Il lui porta un ultime coup à la tête qui lui fit perdre connaissance.

Lorsqu'elle revint enfin à elle. Elle était liée avec une corde à deux appliques luminaires fixés au mur. Pour la garder en vie, des points de compression lui avaient été faits avec un tissu pour bouchon l'hémorragie. Elle était alors tel le Christ sur sa croix, une jeune femme ensanglanté retenue contre le mur de la banque. Combien de temps était-elle resté inconsciente? Elle aurait su dire mais devant elle se tenait toute l'équipe du crime et plus que quelque uns des responsables de l'établissement encore allongé sur le sol.

Des otages supplémentaires avaient été libérés et devant les hommes masqués, des sacs étaient remplis de liasses tous plus lourds les uns que les autres. Il semblaient jusque là, satisfaits de leur coup.

- La Belle au Bois Dormant nous fait le plaisir de revenir parmi nous! C'est-y pas magnifique! Juste à temps! Notre hélico vient de se poser sur le toit. Nous allons devoir se séparer, comme je suis triste! Tu nous a bien aidé ma Jolie, voici un présent qui j'espère que laissera un souvenir de ma personne.

Sur ces quelques mots, l'individu lui tira une fois de plus dessus, visant son abdomen. Et à cette détente, l'assaut alors jusque là repoussée à cause de la libération des otages s'annonça dans les bâtiments. Les hommes en tenue avançaient tour à tour sécurisant les lieux et offrant une bouffée d'air frais aux derniers prisonniers de cette mascarade.

Roy accourait déjà vers Riza quand il grilla d'un claquement de doigts les 4 hommes.

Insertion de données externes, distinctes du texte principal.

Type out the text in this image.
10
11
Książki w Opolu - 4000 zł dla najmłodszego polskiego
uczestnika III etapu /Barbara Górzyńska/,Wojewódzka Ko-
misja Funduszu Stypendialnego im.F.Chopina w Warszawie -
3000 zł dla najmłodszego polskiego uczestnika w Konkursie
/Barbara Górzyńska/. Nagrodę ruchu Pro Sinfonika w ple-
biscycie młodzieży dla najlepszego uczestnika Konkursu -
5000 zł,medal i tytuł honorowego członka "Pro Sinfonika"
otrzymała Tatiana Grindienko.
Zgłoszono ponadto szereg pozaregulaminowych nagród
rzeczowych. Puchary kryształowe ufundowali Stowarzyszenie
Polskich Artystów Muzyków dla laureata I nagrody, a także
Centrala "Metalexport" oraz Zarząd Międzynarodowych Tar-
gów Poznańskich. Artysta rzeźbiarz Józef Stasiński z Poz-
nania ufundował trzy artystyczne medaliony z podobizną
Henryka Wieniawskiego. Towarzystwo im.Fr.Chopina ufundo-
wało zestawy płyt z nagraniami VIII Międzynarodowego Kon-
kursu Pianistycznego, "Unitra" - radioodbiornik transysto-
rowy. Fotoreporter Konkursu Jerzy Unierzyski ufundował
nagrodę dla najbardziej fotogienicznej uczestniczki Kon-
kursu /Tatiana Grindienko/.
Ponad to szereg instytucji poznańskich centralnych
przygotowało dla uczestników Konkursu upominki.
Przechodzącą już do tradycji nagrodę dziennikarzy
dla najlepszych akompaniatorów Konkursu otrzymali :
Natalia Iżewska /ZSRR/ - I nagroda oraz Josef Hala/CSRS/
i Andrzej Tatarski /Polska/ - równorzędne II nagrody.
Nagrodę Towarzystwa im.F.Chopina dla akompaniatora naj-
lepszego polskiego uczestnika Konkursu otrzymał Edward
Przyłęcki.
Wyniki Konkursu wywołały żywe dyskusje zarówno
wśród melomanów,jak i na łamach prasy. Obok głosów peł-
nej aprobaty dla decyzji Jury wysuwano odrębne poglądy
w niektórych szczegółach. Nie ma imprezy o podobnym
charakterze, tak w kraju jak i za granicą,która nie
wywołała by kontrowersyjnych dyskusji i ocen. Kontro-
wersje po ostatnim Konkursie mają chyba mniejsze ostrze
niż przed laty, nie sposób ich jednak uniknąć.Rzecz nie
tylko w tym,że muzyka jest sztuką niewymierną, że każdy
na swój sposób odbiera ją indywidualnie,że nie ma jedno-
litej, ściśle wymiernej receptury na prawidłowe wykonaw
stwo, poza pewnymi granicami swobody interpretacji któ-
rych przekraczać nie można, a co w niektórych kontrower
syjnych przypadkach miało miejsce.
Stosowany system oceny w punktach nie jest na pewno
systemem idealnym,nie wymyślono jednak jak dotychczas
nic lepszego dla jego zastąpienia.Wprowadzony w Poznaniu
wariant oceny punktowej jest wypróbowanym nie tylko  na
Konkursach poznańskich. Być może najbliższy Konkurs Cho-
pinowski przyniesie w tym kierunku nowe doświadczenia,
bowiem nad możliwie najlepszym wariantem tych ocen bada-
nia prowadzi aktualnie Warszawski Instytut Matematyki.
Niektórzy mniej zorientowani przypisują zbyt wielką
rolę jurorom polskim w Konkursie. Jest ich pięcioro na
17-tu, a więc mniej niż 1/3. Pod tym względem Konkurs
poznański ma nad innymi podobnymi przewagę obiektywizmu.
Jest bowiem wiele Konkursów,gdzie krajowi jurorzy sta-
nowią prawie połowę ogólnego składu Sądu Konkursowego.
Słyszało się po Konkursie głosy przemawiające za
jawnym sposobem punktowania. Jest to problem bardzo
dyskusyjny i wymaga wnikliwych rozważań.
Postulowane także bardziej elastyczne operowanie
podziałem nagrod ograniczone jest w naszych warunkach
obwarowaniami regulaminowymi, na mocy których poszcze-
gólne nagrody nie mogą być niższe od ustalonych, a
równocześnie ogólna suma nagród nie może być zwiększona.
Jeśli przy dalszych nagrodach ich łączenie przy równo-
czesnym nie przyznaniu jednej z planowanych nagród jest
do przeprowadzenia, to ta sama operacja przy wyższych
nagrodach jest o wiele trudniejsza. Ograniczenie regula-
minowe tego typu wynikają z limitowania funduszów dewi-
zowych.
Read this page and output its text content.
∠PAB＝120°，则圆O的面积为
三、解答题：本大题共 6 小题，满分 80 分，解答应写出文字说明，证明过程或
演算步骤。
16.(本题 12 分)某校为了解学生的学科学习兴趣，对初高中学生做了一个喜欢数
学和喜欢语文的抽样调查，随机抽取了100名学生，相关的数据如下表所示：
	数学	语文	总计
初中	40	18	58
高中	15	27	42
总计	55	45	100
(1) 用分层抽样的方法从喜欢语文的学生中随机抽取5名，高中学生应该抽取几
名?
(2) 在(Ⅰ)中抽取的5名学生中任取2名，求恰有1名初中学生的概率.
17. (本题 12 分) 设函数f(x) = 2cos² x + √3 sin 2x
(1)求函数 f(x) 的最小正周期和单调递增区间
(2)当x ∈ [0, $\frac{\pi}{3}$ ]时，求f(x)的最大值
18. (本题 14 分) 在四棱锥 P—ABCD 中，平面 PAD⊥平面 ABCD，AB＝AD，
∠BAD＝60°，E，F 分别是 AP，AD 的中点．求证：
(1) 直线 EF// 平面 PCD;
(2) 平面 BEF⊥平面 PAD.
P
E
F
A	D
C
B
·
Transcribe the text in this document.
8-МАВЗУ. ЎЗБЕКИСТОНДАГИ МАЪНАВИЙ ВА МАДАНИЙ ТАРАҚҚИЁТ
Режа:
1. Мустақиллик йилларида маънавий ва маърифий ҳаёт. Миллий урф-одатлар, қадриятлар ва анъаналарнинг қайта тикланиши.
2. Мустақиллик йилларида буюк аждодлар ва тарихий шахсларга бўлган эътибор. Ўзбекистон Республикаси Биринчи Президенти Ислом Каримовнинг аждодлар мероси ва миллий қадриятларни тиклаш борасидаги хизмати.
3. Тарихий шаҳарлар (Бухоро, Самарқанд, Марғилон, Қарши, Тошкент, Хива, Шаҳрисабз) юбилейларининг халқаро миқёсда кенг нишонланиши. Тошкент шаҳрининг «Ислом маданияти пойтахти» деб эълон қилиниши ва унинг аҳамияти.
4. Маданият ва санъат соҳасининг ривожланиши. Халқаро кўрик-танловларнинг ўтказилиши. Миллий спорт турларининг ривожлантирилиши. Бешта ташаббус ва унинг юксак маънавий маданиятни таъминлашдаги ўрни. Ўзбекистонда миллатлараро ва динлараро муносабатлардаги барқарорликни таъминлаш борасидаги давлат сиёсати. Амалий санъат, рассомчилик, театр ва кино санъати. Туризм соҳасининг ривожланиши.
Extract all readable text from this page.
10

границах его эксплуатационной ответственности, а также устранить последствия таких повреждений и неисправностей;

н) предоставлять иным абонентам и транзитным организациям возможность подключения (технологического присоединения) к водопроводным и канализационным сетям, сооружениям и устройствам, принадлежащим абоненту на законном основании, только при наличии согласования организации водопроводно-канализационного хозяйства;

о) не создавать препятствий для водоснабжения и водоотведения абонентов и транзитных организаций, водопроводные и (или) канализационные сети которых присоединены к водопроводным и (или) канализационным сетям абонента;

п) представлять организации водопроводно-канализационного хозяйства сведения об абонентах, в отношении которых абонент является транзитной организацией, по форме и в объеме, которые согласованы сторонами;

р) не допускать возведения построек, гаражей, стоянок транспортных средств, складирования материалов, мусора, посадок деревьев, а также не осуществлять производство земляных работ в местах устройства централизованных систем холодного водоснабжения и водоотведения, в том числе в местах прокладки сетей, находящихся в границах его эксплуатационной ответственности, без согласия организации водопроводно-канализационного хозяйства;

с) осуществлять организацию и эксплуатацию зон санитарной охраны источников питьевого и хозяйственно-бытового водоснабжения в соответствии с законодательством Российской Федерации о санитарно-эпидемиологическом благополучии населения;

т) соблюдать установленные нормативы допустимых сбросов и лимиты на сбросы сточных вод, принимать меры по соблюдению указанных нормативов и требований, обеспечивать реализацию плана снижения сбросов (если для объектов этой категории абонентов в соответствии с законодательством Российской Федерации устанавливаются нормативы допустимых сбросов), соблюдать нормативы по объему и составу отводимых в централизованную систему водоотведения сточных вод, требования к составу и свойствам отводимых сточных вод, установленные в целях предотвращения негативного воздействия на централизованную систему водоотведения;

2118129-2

Devant cette vague de chaleur, la sacrifiée sombra alors dans un profond coma qui lui tirait la peau depuis déjà trop longtemps.

L'affaire fit les gros titres sans plus de détails. Les témoignages étaient tous sans exceptions reconnaissant envers leur héroïne qui mettait aux yeux de tous bien trop de temps à se réveiller.

Ce n'est qu'une semaine plus tard que le Capitaine ouvra les yeux dans l'hôpital où lui avait été administré les meilleurs soins. De nombreux professionnels lui chantaient qu'elle était un véritable miracle et qu'elle avait eu beaucoup de chance. Mais ceux-ci déchantèrent rapidement quand elle leur fit par que c'était un de leurs collègues qui lui avait fait tout cela.
Elle portait encore de lourdes cicatrises sur le visage et n'allait certainement pas sortir de si tôt mais pour elle, le temps pressait. Les criminels ne dormaient pas et même si ceux-là avaient été mis hors d'état de nuire. D'autres seraient présents pour lui rappeler son rôle dans cette société.